Emerging From The Cocoon
Marveling at the world anew.
The “me” of 5 years ago is gone. In its place is someone I never even believed I could become. The things I once loved, the ideas I held tightly to, even my life experiences shaped me into who I had become, and most of that has been left in the past.
This shift wasn’t due to some tragedy or challenging event. It happened gradually but surely, and the shift came from within me, rather than from the outside. The most shocking to me was probably my relationship with video games.
From the very young age of 4, I have been intensely fascinated by them, and it has been a lifelong passion of mine. I grew up playing them, and they were one of my major pastimes as an adult too. When everyone else was out socializing and having more typical life experiences, I was spending most of my time enjoying getting lost in the imaginative worlds of video games. That was always the case for me, and after 30 years of life, I had no reason to believe it would ever change. I didn’t even think it could. Spoiler alert: it pretty much did.
I do still enjoy the right kind of games, so it hasn’t left completely, but my tastes have changed so drastically that most of what I play anymore is only a small handful of genres, with a focus on non-violence, and the amount of time I spend playing in general has considerably lessened. Even games that I recall very fondly from my childhood, teen years, and twenties are no longer appealing. I felt such a shift away from them in fact, that the video game collection I had spent most of my 30+ years of life gathering, I ended up selling or giving the huge majority of it away, simply because it felt like it was time to focus elsewhere.
I’ve also begun to discover the depth of joy that comes with creating content, rather than spending most of my time consuming content. These days, I have just as much fun when I’m writing about something interesting to me, working on recording some videos, or engaging in other creative pursuits. It has become a question of how would I rather spend my time, and I surprise myself in that, my past passions like playing video games or binge watching anime that defined my life experience for decades, often take a back seat to something more creative.
Coming along with this new version of me is a deeper understanding and appreciation for how life works, not from the perspective of the physical, but rather metaphysical. Wise teachers past and present like Dr. Wayne Dyer, Eckhart Tolle, Moojibaba, Abraham/Esther Hicks, Louise L. Hay, Seth/Jane Roberts, and many others have been my teachers and guides during these past few years of metamorphosis I have undergone. The new me has reached a depth of understanding that the old me couldn’t fathom and wasn’t ready to see.

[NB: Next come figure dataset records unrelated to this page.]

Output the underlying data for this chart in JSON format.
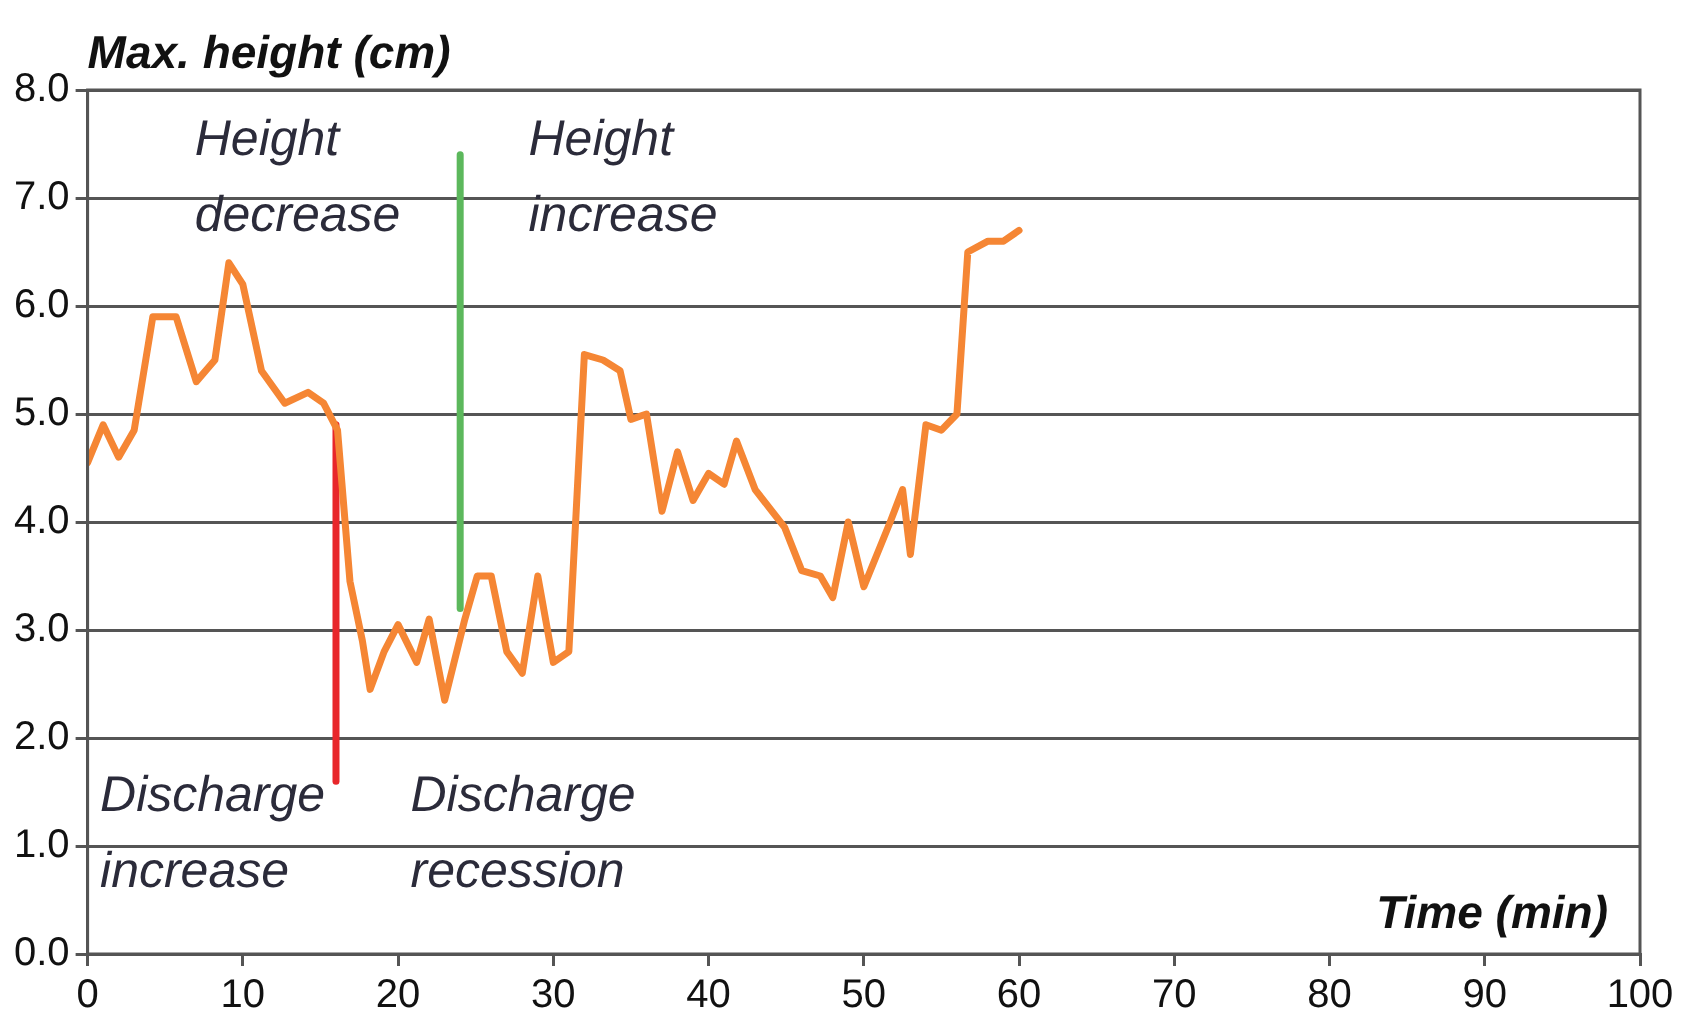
{
  "chart_data": {
    "type": "line",
    "ylabel": "Max. height (cm)",
    "xlabel": "Time (min)",
    "xlim": [
      0,
      100
    ],
    "xticks": [
      0,
      10,
      20,
      30,
      40,
      50,
      60,
      70,
      80,
      90,
      100
    ],
    "ylim": [
      0,
      8
    ],
    "yticks": [
      {
        "value": 0,
        "label": "0.0"
      },
      {
        "value": 1,
        "label": "1.0"
      },
      {
        "value": 2,
        "label": "2.0"
      },
      {
        "value": 3,
        "label": "3.0"
      },
      {
        "value": 4,
        "label": "4.0"
      },
      {
        "value": 5,
        "label": "5.0"
      },
      {
        "value": 6,
        "label": "6.0"
      },
      {
        "value": 7,
        "label": "7.0"
      },
      {
        "value": 8,
        "label": "8.0"
      }
    ],
    "grid": "y",
    "legend": false,
    "marker": "none",
    "line_style": "solid",
    "series": [
      {
        "color": "#f58634",
        "x": [
          0,
          1,
          2,
          3,
          4.2,
          5.7,
          7,
          8.2,
          9.1,
          10,
          11.2,
          12.7,
          14.2,
          15.2,
          16.1,
          16.9,
          17.7,
          18.2,
          19.1,
          20,
          21.2,
          22,
          23,
          24.3,
          25.1,
          26,
          27,
          28,
          29,
          30,
          31,
          32,
          33.2,
          34.3,
          35,
          36,
          37,
          38,
          39,
          40,
          41,
          41.8,
          43,
          44.9,
          46,
          47.2,
          48,
          49,
          50,
          51.7,
          52.5,
          53,
          54,
          55,
          56,
          56.7,
          58,
          59,
          60
        ],
        "values": [
          4.55,
          4.9,
          4.6,
          4.85,
          5.9,
          5.9,
          5.3,
          5.5,
          6.4,
          6.2,
          5.4,
          5.1,
          5.2,
          5.1,
          4.85,
          3.45,
          2.9,
          2.45,
          2.8,
          3.05,
          2.7,
          3.1,
          2.35,
          3.1,
          3.5,
          3.5,
          2.8,
          2.6,
          3.5,
          2.7,
          2.8,
          5.55,
          5.5,
          5.4,
          4.95,
          5,
          4.1,
          4.65,
          4.2,
          4.45,
          4.35,
          4.75,
          4.3,
          3.95,
          3.55,
          3.5,
          3.3,
          4,
          3.4,
          4,
          4.3,
          3.7,
          4.9,
          4.85,
          5,
          6.5,
          6.6,
          6.6,
          6.7
        ]
      },
      {
        "color": "#e8262a",
        "x": [
          16,
          16
        ],
        "values": [
          1.6,
          4.9
        ]
      },
      {
        "color": "#5cb85c",
        "x": [
          24,
          24
        ],
        "values": [
          3.2,
          7.4
        ]
      }
    ],
    "annotations": [
      "Height\ndecrease",
      "Height\nincrease",
      "Discharge\nincrease",
      "Discharge\nrecession"
    ]
  }
}
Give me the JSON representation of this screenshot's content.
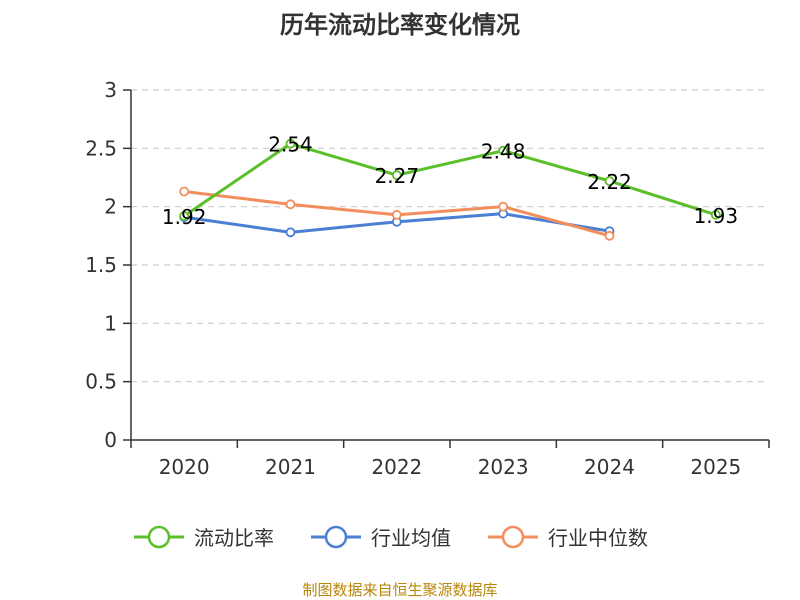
{
  "chart_data": {
    "type": "line",
    "title": "历年流动比率变化情况",
    "categories": [
      "2020",
      "2021",
      "2022",
      "2023",
      "2024",
      "2025"
    ],
    "y_ticks": [
      "0",
      "0.5",
      "1",
      "1.5",
      "2",
      "2.5",
      "3"
    ],
    "ylim": [
      0,
      3
    ],
    "grid": true,
    "legend_position": "bottom",
    "series": [
      {
        "name": "流动比率",
        "color": "#5bbf2a",
        "values": [
          1.92,
          2.54,
          2.27,
          2.48,
          2.22,
          1.93
        ],
        "labels": [
          "1.92",
          "2.54",
          "2.27",
          "2.48",
          "2.22",
          "1.93"
        ]
      },
      {
        "name": "行业均值",
        "color": "#4a7fd4",
        "values": [
          1.91,
          1.78,
          1.87,
          1.94,
          1.79,
          null
        ]
      },
      {
        "name": "行业中位数",
        "color": "#f28e5b",
        "values": [
          2.13,
          2.02,
          1.93,
          2.0,
          1.75,
          null
        ]
      }
    ],
    "source": "制图数据来自恒生聚源数据库"
  }
}
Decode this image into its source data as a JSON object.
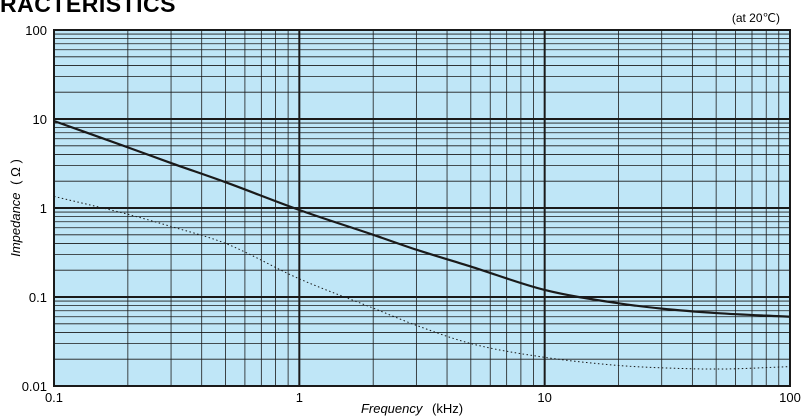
{
  "header": {
    "title": "RACTERISTICS",
    "condition": "(at 20℃)"
  },
  "chart_data": {
    "type": "line",
    "xscale": "log",
    "yscale": "log",
    "xlim": [
      0.1,
      100
    ],
    "ylim": [
      0.01,
      100
    ],
    "grid": true,
    "background_color": "#bfe6f7",
    "x_ticks": [
      "0.1",
      "1",
      "10",
      "100"
    ],
    "y_ticks": [
      "0.01",
      "0.1",
      "1",
      "10",
      "100"
    ],
    "xlabel": {
      "italic": "Frequency",
      "unit": "(kHz)"
    },
    "ylabel": {
      "italic": "Impedance",
      "unit": "( Ω )"
    },
    "series": [
      {
        "style": "solid",
        "color": "#1a1a1a",
        "x": [
          0.1,
          0.2,
          0.3,
          0.5,
          1,
          2,
          3,
          5,
          10,
          20,
          30,
          50,
          100
        ],
        "y": [
          9.5,
          4.8,
          3.2,
          1.95,
          0.95,
          0.5,
          0.34,
          0.22,
          0.12,
          0.085,
          0.074,
          0.066,
          0.06
        ]
      },
      {
        "style": "dotted",
        "color": "#1a1a1a",
        "x": [
          0.1,
          0.2,
          0.3,
          0.5,
          1,
          2,
          3,
          5,
          10,
          20,
          30,
          50,
          100
        ],
        "y": [
          1.35,
          0.85,
          0.62,
          0.4,
          0.16,
          0.075,
          0.048,
          0.03,
          0.021,
          0.017,
          0.016,
          0.0155,
          0.0165
        ]
      }
    ]
  }
}
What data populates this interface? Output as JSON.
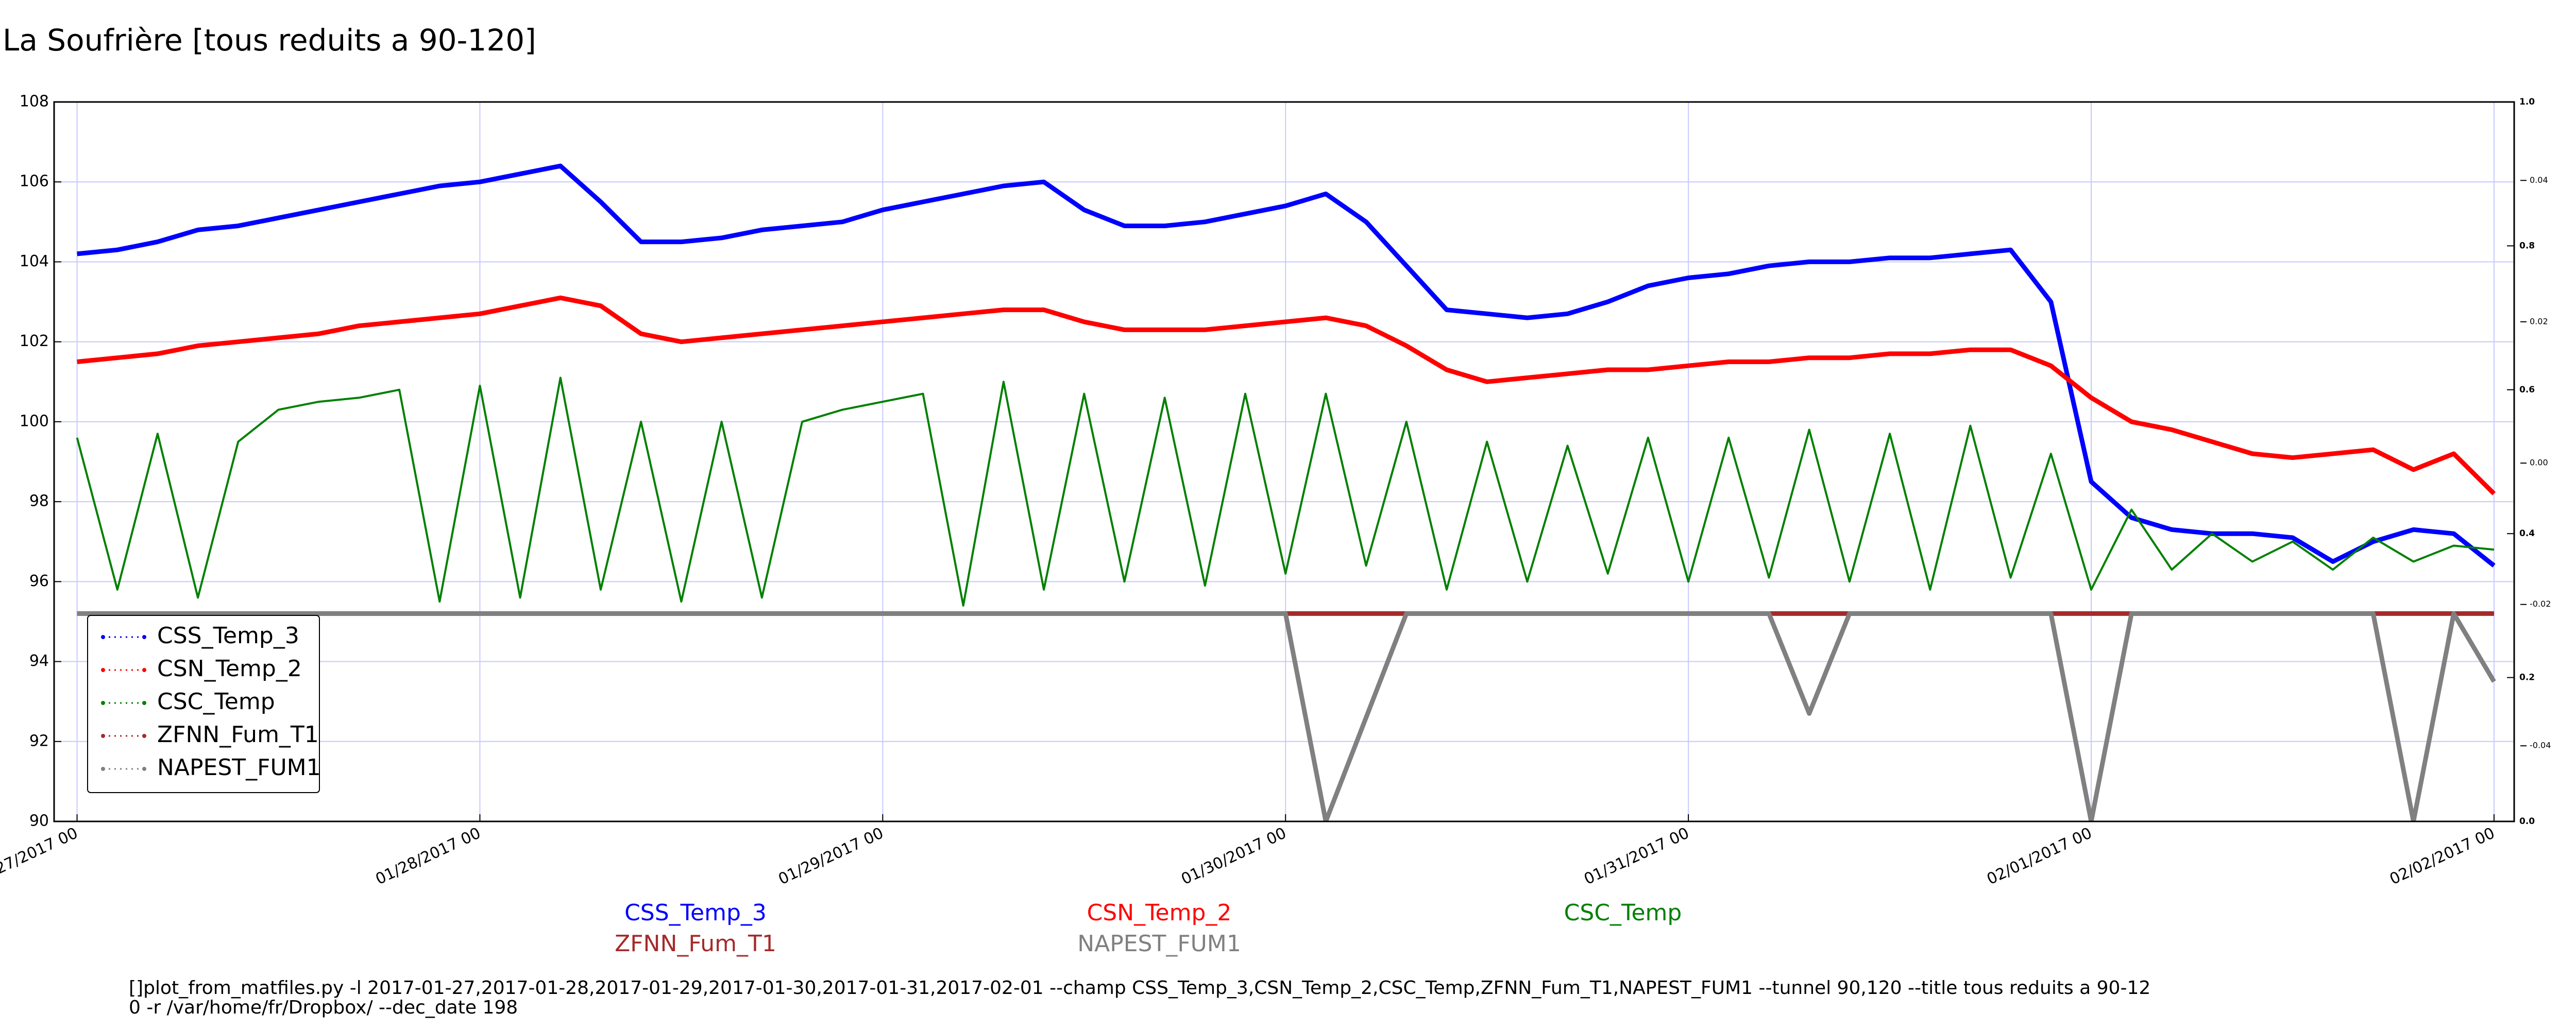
{
  "chart_data": {
    "type": "line",
    "title": "La Soufrière [tous reduits a 90-120]",
    "x": [
      0,
      0.1,
      0.2,
      0.3,
      0.4,
      0.5,
      0.6,
      0.7,
      0.8,
      0.9,
      1.0,
      1.1,
      1.2,
      1.3,
      1.4,
      1.5,
      1.6,
      1.7,
      1.8,
      1.9,
      2.0,
      2.1,
      2.2,
      2.3,
      2.4,
      2.5,
      2.6,
      2.7,
      2.8,
      2.9,
      3.0,
      3.1,
      3.2,
      3.3,
      3.4,
      3.5,
      3.6,
      3.7,
      3.8,
      3.9,
      4.0,
      4.1,
      4.2,
      4.3,
      4.4,
      4.5,
      4.6,
      4.7,
      4.8,
      4.9,
      5.0,
      5.1,
      5.2,
      5.3,
      5.4,
      5.5,
      5.6,
      5.7,
      5.8,
      5.9,
      6.0
    ],
    "series": [
      {
        "name": "CSS_Temp_3",
        "color": "#0000ff",
        "values": [
          104.2,
          104.3,
          104.5,
          104.8,
          104.9,
          105.1,
          105.3,
          105.5,
          105.7,
          105.9,
          106.0,
          106.2,
          106.4,
          105.5,
          104.5,
          104.5,
          104.6,
          104.8,
          104.9,
          105.0,
          105.3,
          105.5,
          105.7,
          105.9,
          106.0,
          105.3,
          104.9,
          104.9,
          105.0,
          105.2,
          105.4,
          105.7,
          105.0,
          103.9,
          102.8,
          102.7,
          102.6,
          102.7,
          103.0,
          103.4,
          103.6,
          103.7,
          103.9,
          104.0,
          104.0,
          104.1,
          104.1,
          104.2,
          104.3,
          103.0,
          98.5,
          97.6,
          97.3,
          97.2,
          97.2,
          97.1,
          96.5,
          97.0,
          97.3,
          97.2,
          96.4
        ]
      },
      {
        "name": "CSN_Temp_2",
        "color": "#ff0000",
        "values": [
          101.5,
          101.6,
          101.7,
          101.9,
          102.0,
          102.1,
          102.2,
          102.4,
          102.5,
          102.6,
          102.7,
          102.9,
          103.1,
          102.9,
          102.2,
          102.0,
          102.1,
          102.2,
          102.3,
          102.4,
          102.5,
          102.6,
          102.7,
          102.8,
          102.8,
          102.5,
          102.3,
          102.3,
          102.3,
          102.4,
          102.5,
          102.6,
          102.4,
          101.9,
          101.3,
          101.0,
          101.1,
          101.2,
          101.3,
          101.3,
          101.4,
          101.5,
          101.5,
          101.6,
          101.6,
          101.7,
          101.7,
          101.8,
          101.8,
          101.4,
          100.6,
          100.0,
          99.8,
          99.5,
          99.2,
          99.1,
          99.2,
          99.3,
          98.8,
          99.2,
          98.2
        ]
      },
      {
        "name": "CSC_Temp",
        "color": "#008000",
        "values": [
          99.6,
          95.8,
          99.7,
          95.6,
          99.5,
          100.3,
          100.5,
          100.6,
          100.8,
          95.5,
          100.9,
          95.6,
          101.1,
          95.8,
          100.0,
          95.5,
          100.0,
          95.6,
          100.0,
          100.3,
          100.5,
          100.7,
          95.4,
          101.0,
          95.8,
          100.7,
          96.0,
          100.6,
          95.9,
          100.7,
          96.2,
          100.7,
          96.4,
          100.0,
          95.8,
          99.5,
          96.0,
          99.4,
          96.2,
          99.6,
          96.0,
          99.6,
          96.1,
          99.8,
          96.0,
          99.7,
          95.8,
          99.9,
          96.1,
          99.2,
          95.8,
          97.8,
          96.3,
          97.2,
          96.5,
          97.0,
          96.3,
          97.1,
          96.5,
          96.9,
          96.8
        ]
      },
      {
        "name": "ZFNN_Fum_T1",
        "color": "#a52a2a",
        "values": [
          95.2,
          95.2,
          95.2,
          95.2,
          95.2,
          95.2,
          95.2,
          95.2,
          95.2,
          95.2,
          95.2,
          95.2,
          95.2,
          95.2,
          95.2,
          95.2,
          95.2,
          95.2,
          95.2,
          95.2,
          95.2,
          95.2,
          95.2,
          95.2,
          95.2,
          95.2,
          95.2,
          95.2,
          95.2,
          95.2,
          95.2,
          95.2,
          95.2,
          95.2,
          95.2,
          95.2,
          95.2,
          95.2,
          95.2,
          95.2,
          95.2,
          95.2,
          95.2,
          95.2,
          95.2,
          95.2,
          95.2,
          95.2,
          95.2,
          95.2,
          95.2,
          95.2,
          95.2,
          95.2,
          95.2,
          95.2,
          95.2,
          95.2,
          95.2,
          95.2,
          95.2
        ]
      },
      {
        "name": "NAPEST_FUM1",
        "color": "#808080",
        "values": [
          95.2,
          95.2,
          95.2,
          95.2,
          95.2,
          95.2,
          95.2,
          95.2,
          95.2,
          95.2,
          95.2,
          95.2,
          95.2,
          95.2,
          95.2,
          95.2,
          95.2,
          95.2,
          95.2,
          95.2,
          95.2,
          95.2,
          95.2,
          95.2,
          95.2,
          95.2,
          95.2,
          95.2,
          95.2,
          95.2,
          95.2,
          90.0,
          92.6,
          95.2,
          95.2,
          95.2,
          95.2,
          95.2,
          95.2,
          95.2,
          95.2,
          95.2,
          95.2,
          92.7,
          95.2,
          95.2,
          95.2,
          95.2,
          95.2,
          95.2,
          90.0,
          95.2,
          95.2,
          95.2,
          95.2,
          95.2,
          95.2,
          95.2,
          90.0,
          95.2,
          93.5
        ]
      }
    ],
    "xlim": [
      -0.057,
      6.05
    ],
    "xticks": [
      {
        "value": 0,
        "label": "01/27/2017 00"
      },
      {
        "value": 1,
        "label": "01/28/2017 00"
      },
      {
        "value": 2,
        "label": "01/29/2017 00"
      },
      {
        "value": 3,
        "label": "01/30/2017 00"
      },
      {
        "value": 4,
        "label": "01/31/2017 00"
      },
      {
        "value": 5,
        "label": "02/01/2017 00"
      },
      {
        "value": 6,
        "label": "02/02/2017 00"
      }
    ],
    "ylim": [
      90,
      108
    ],
    "yticks": [
      90,
      92,
      94,
      96,
      98,
      100,
      102,
      104,
      106,
      108
    ],
    "y2lim": [
      0,
      1
    ],
    "y2ticks": [
      {
        "value": 0,
        "label": "0.0"
      },
      {
        "value": 0.2,
        "label": "0.2"
      },
      {
        "value": 0.4,
        "label": "0.4"
      },
      {
        "value": 0.6,
        "label": "0.6"
      },
      {
        "value": 0.8,
        "label": "0.8"
      },
      {
        "value": 1,
        "label": "1.0"
      }
    ],
    "y3lim": [
      -0.0507,
      0.0511
    ],
    "y3ticks": [
      -0.04,
      -0.02,
      {
        "value": 0,
        "label": "0.00"
      },
      0.02,
      0.04
    ],
    "grid": true,
    "legend": "lower left",
    "command": [
      "[]plot_from_matfiles.py -l 2017-01-27,2017-01-28,2017-01-29,2017-01-30,2017-01-31,2017-02-01 --champ CSS_Temp_3,CSN_Temp_2,CSC_Temp,ZFNN_Fum_T1,NAPEST_FUM1 --tunnel 90,120 --title tous reduits a 90-12",
      "0 -r /var/home/fr/Dropbox/ --dec_date 198"
    ]
  }
}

But I embrace the person I used to be. I couldn’t have made it here to this day without having lived the life I have. Every step, even the ones we call missteps, are purposeful, guiding us to greater and greater truths and insights about ourselves and our ever-growing desires. And no matter how shocking or scary change may seem at times, I choose to believe that it’s always for the better, and that things are always working out for me, even if everything looks like insanity on the outside.
The main thing I have come to learn and really revere in my life experience is appreciation. For far too many years, I either never took those ideas seriously, or never stopped to consider it at all, taking everything for granted as a matter of course. Most people come to this sort of realization after facing a shocking loss, but it doesn’t have to work like that to start appreciating things in one’s life. Having experienced a new way of living, being aware of, and offering appreciation for as much in my life as I can identify has changed my inner world, and the outer life experiences, for the better.
Most of us are so busy, and so mentally focused on the experiences happening around us, that we’ve not even been taught the basics of how creating our life experiences really works. That probably sounds strange to most readers, but if you are curious, I invite you to investigate any of the names in the earlier paragraph on YouTube, or else seek out some of their many published books, and read ones that capture your interest with an open mind. There are completely different ways to live life that most of us are never taught, too caught up in the busyness of our modern world as we are. The me I have become, am becoming, and am excited to see evolve even more as the days continue, is only possible thanks to the new levels of awareness that these teachers and life itself has guided me to.
5 years ago, I wasn’t even thinking about any of this, let alone appreciating life with a level of depth like I do today. Now I can look back with gratitude, because I can see how much I’ve grown, and the changes that I never imagined would come are more enlightening and fulfilling than I could possibly fathom.